Possible sexual transmission of Zika virus – Expert reaction

The Ministry of Health has reported a case of possible sexual transmission of the Zika virus in New Zealand.

zikaA full release from the Ministry is available here.

The SMC gathered the following expert commentary on the announcement.

Prof Michael Baker, Department of Public Health, University of Otago, Wellington, comments:

“If confirmed, this possible case of sexual transmission of Zika virus in New Zealand would be quite significant.  According to recent reports from the US Centres for Disease Control and Prevention and World Health Organisation there have been only two previously documented cases of probable sexual transmission of this infection, plus one case where Zika virus was detected in human semen.

“There is therefore likely to be a small but measurable risk of sexual transmission of Zika virus. As a result, the CDC guidelines released last month recommend that “Men who reside in or have travelled to an area of active Zika virus transmission who have a pregnant partner should abstain from sexual activity or consistently and correctly use condoms during sex … for the duration of the pregnancy.” 

“There are many unanswered questions about sexual transmission of Zika, including the level of risk, whether asymptomatic cases can transmit the virus, and the period during which transmission can occur.  Consequently, it is important that New Zealand investigates this possible case of sexually transmission of Zika in a thorough manner.

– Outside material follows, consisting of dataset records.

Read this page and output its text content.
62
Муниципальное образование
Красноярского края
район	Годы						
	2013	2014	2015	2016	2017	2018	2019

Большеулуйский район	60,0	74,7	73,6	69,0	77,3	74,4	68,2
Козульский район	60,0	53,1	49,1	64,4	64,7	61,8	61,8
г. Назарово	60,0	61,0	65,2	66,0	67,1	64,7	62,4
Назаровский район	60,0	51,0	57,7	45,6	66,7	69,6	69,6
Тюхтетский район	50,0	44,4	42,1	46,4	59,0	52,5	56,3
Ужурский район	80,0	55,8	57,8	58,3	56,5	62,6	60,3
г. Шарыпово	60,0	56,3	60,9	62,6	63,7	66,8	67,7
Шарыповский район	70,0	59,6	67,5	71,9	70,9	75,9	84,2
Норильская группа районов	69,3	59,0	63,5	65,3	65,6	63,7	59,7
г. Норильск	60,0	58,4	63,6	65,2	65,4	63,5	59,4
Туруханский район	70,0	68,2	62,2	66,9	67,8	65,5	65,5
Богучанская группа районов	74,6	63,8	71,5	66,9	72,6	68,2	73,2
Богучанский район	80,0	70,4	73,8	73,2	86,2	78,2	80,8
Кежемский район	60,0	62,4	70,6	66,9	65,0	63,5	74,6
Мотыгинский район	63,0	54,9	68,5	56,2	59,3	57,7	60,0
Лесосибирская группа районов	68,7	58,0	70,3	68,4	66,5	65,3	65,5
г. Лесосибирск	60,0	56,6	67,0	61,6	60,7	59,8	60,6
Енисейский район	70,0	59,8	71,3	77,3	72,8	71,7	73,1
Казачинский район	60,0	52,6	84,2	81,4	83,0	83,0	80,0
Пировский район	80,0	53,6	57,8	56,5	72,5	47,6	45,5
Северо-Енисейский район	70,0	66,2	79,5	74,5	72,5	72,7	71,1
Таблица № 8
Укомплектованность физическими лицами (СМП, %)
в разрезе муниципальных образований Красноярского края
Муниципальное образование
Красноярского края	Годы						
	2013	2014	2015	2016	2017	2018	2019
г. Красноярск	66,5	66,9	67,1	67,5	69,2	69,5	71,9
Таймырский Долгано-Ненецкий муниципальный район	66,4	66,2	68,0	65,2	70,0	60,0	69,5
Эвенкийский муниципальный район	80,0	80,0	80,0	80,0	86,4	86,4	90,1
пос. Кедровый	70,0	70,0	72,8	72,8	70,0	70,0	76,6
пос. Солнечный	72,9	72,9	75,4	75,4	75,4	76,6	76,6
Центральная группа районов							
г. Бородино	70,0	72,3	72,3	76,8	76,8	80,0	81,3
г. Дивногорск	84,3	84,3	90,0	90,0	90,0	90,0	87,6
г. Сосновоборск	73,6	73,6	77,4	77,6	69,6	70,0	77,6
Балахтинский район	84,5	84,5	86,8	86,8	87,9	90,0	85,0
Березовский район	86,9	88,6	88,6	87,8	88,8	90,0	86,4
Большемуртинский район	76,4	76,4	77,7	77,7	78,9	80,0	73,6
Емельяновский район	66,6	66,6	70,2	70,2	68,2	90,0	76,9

“At the same time, we should remember that the predominant mode of transmission of Zika is through being bitten by a mosquito while in an area where Zika virus is established.  Consequently, the most important precautions are still for travellers to take precautions against such bites or avoid travel to such areas if pregnant.”

Dr Siouxsie Wiles, Senior Lecturer, Faculty of Medical and Health Sciences, University of Auckland, comments:

“The Ministry has reported a case of Zika infection in a person who hasn’t travelled to a Zika infected country. There are two possible explanations. One is that the virus was passed via sexual transmission. The other is that the person was bitten by an infected mosquito that entered the country in her partner’s luggage.

“The infected mosquito coming in the luggage is improbable; I think it is less likely than the possibility of sexual transmission.

“There are now a handful of cases documenting possible sexual transmission of the virus. They have all been cases of transmission from men to women; so far there have been no cases of transmission from women to men.

“There has also been a case of a man who didn’t transmit the Zika virus to his partner but the virus was detected in his semen.

“Sexual transmission of the virus is not the main route of infection. It is still quite rare.

“It is important to note that in New Zealand we don’t see the kind of sustained spread or transmission is happening in countries like Brazil. We don’t have the mosquitoes that carry the virus here in New Zealand.

“The advice from authorities has been clear from the beginning. The Centers for Disease Control in the US, the World Health Organisation and UK’s National Health Service all say: if you are a man who has travelled to an infected country and you have a fever or likely have Zika, you should either abstain from having sex or use a condom.

“The advice on how long you should wear a condom or abstain from sex for varies. The WHO says four weeks, but the UK is saying up to six months. The reason for this is because at this stage they have no idea of exactly how long a man with Zika infection is likely to have the virus in his semen.”